There are a lot of variables to consider when specifying windows. Peter Mayer of Building LifePlans tots up the numbers for different options

Assessing the whole-life cost and performance of window assemblies is difficult because of the many variables, such as materials, components and finishes, involved.

The European Standard EN 14351-1:2006, due to be implemented in 2008, sets out performance characteristics applicable to windows independent of material. This standard includes clauses that should enable comparison of alternatives based on durability. Key standards and durability criteria – but by no means all – are considered in this article.

Timber

Specify factory assembled softwood or hardwood windows to BS 644:2003 or the British Woodworking Federation accreditation scheme. Timber with low natural durability should be preservative-treated to BS 8417. Typical manufacturers’ guarantees against decay are for 30 years. Where the paint or stain integrity is maintained the service life of the frame should be much longer (see BS EN 927).

Plastics uPVC

uPVC windows to BS 7412:2002 have an expected life of 40 years. Most have third-party certification based on a variety of standards. Predicted service lives are in excess of 25 years.

Glass reinforced fibre

Pultruded glass fibres are reinforced with thermosetting resins. These are pulled through heated dies to produce highly engineered, strong and durable window framing sections. Service lives of 50-60 years are estimated with manufacturers’ guarantees of 20-35 years.

Aluminium

BS 4873:2004 defines the metal, minimum section thickness and decorative finishes. The period until the first maintenance depends on colour, location and orientation of the windows. The most durable option is anodizing aluminium, to BS 3987, followed by powder coating to BS 6496, then organic coating to BS 4842.

Steel

BS 6510 for steel-framed windows gives guidance on rust protection. Performance in practice will depend on maintaining the integrity of the surface paint finish as well as the thickness of corrosion protection and the environmental corrosivity. The thicker the galvanizing or corrosion protection layer the longer the expected service life. A 60-micron polyester powder coating to EN 13438 should need maintenance after 10-20 years.

Composites

Options include aluminium or plastic-clad timber windows. Service life will be similar to equivalent materials mentioned above where the connection or adhesion between the different framing materials is sufficiently robust. Assurances should be sought from manufacturers as this issue is not tested directly by standards.

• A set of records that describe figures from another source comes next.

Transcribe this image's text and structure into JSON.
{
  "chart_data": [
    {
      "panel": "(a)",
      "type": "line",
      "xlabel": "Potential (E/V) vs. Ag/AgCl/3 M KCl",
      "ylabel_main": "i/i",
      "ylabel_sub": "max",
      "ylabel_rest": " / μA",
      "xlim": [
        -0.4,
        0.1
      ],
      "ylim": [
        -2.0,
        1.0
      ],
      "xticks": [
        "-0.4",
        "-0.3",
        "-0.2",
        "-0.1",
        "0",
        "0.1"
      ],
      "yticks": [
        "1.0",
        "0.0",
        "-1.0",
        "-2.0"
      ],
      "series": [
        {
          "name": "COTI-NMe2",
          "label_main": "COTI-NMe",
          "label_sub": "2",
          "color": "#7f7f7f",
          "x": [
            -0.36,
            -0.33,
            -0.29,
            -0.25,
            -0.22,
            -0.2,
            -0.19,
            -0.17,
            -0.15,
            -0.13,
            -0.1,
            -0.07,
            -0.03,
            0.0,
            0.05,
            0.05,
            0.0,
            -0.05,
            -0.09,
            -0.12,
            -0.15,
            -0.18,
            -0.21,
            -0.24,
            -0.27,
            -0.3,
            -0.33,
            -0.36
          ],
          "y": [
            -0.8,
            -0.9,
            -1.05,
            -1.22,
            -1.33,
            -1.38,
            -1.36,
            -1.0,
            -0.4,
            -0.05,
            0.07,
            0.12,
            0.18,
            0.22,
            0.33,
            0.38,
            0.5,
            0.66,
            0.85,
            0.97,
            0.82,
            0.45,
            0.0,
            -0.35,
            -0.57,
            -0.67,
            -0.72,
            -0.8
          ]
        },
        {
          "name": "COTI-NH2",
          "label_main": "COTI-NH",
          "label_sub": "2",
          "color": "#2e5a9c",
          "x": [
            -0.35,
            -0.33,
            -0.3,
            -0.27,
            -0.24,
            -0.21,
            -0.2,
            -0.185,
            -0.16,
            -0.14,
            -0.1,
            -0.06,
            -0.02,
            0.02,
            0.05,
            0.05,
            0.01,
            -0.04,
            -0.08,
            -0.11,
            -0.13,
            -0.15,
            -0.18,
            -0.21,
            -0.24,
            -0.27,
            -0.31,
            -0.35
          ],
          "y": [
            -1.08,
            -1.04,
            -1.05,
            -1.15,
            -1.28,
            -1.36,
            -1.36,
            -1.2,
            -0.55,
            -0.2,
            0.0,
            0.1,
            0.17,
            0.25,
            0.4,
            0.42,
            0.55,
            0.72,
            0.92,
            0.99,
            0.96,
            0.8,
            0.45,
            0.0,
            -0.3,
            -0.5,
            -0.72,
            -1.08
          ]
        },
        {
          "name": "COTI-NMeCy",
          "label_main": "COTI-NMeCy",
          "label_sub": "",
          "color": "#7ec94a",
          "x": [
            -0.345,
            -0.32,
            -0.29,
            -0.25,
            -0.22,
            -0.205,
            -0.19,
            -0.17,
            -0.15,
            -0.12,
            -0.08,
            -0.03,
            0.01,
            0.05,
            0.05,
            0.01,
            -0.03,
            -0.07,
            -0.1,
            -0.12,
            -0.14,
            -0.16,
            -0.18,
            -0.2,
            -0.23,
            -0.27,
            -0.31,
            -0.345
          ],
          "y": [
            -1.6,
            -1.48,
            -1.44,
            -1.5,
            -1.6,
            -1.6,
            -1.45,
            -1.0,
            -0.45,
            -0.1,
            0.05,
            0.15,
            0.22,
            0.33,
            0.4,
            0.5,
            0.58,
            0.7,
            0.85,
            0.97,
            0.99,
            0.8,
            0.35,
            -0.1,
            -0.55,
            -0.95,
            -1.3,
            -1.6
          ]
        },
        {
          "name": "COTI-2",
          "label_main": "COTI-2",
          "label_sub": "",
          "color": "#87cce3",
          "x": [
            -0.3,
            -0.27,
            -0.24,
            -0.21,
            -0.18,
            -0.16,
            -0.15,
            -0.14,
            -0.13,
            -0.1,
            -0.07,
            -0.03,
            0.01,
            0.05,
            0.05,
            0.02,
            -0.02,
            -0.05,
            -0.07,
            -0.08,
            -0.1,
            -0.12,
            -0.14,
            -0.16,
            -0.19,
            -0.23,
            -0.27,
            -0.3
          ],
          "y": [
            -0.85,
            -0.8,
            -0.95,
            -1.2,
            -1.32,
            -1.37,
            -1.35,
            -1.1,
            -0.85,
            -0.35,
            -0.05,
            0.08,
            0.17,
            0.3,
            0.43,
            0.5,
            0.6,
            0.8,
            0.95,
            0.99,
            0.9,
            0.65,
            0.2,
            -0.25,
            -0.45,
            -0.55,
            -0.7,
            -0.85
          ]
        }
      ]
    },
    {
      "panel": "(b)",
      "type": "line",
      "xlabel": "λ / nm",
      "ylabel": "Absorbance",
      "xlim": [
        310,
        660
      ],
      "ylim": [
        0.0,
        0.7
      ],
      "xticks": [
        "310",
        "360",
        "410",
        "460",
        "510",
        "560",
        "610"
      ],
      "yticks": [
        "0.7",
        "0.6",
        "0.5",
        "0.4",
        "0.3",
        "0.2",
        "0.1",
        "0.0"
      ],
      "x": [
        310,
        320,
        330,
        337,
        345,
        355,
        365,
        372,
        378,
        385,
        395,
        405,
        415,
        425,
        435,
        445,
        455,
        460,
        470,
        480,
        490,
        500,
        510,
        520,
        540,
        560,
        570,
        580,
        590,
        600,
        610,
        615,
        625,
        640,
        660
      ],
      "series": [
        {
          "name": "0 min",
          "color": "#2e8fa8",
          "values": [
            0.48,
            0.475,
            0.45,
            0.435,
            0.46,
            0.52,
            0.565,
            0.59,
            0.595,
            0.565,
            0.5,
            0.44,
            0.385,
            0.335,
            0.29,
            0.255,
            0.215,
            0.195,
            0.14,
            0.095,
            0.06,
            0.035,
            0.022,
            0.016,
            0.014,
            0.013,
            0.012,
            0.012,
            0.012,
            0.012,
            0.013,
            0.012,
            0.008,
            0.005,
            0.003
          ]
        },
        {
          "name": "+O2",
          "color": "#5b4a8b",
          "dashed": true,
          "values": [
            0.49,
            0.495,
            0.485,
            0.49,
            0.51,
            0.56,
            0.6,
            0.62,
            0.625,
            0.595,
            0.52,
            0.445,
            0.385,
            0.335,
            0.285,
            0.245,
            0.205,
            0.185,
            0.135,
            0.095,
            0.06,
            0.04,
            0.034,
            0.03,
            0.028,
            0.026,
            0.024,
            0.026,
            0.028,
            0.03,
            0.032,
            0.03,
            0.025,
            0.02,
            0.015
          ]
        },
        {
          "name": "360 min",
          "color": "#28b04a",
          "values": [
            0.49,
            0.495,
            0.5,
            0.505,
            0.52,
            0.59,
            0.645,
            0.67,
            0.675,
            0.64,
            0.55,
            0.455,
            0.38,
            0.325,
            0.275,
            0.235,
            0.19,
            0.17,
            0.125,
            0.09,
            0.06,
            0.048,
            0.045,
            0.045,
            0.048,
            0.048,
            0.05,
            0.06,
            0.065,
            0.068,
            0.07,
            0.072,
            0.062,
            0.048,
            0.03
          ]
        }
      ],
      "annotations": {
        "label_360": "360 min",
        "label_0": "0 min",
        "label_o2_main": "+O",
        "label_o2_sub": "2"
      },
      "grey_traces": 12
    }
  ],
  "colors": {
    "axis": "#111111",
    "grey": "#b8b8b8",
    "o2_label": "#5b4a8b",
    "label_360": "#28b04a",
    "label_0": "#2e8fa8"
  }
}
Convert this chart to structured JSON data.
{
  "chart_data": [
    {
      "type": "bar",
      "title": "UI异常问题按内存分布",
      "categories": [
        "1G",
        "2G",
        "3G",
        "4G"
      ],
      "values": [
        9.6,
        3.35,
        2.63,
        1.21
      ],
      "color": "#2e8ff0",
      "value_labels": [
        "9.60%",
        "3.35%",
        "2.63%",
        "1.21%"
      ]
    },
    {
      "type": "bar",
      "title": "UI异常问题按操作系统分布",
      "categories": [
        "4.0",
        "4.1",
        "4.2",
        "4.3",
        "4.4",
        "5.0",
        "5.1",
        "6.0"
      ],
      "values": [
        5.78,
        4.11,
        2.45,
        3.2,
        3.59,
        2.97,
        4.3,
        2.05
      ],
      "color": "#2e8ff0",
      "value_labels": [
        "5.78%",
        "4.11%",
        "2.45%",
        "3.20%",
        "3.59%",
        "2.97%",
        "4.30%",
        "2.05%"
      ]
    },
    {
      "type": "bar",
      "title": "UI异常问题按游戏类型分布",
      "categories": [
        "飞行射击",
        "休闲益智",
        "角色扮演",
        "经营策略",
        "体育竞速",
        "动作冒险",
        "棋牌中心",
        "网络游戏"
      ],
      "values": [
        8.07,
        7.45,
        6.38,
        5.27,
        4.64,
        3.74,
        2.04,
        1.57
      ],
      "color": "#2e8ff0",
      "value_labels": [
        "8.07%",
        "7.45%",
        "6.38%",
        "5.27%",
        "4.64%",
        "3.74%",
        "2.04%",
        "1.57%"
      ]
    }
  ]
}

Glazing, hardware and ancillary components

Often these are the components of the window assembly that fail during the life and cause whole-life maintenance costs to increase. In some circumstances the whole window may need to be replaced.

• Insulated glass units to EN 1279. Check for the Kitemark stamp in the spacer bars for additional assurance of performance. Service lives of 25-30 years are anticipated for drained and vented glazing systems. BRE publish guidance.

• Gaskets and weather stripping to EN 12365-1 should perform for 10 years at least, when suited to the window and exposure.

• Operational performance of hardware is confirmed by testing to BS 6375-2 and EN 12046-1.

• Mechanical durability is classified by EN 12400.

• Corrosion resistance of hardware to EN 1670. Specify class 3 or 4 for long performance.

• Specify to BS 7950 for enhanced security.

Other whole-life cost issues

Suitability for exposure: The performance of the window assembly should be suited to the site. Selection is based on BS 6375 which classifies windows by watertightness, air permeability and resistance to wind.

Supply chain management: organisations with high volume demands for windows can make substantial capital costs savings with an effective supply chain partnering.

Energy: The lower the U-value calculated to BRE Report 433 the greater the energy savings for equal patterns of use.

Interface design: Adequate fixing and allowance for thermal movement. It is important to design out risk of moisture penetration and thermal bridges.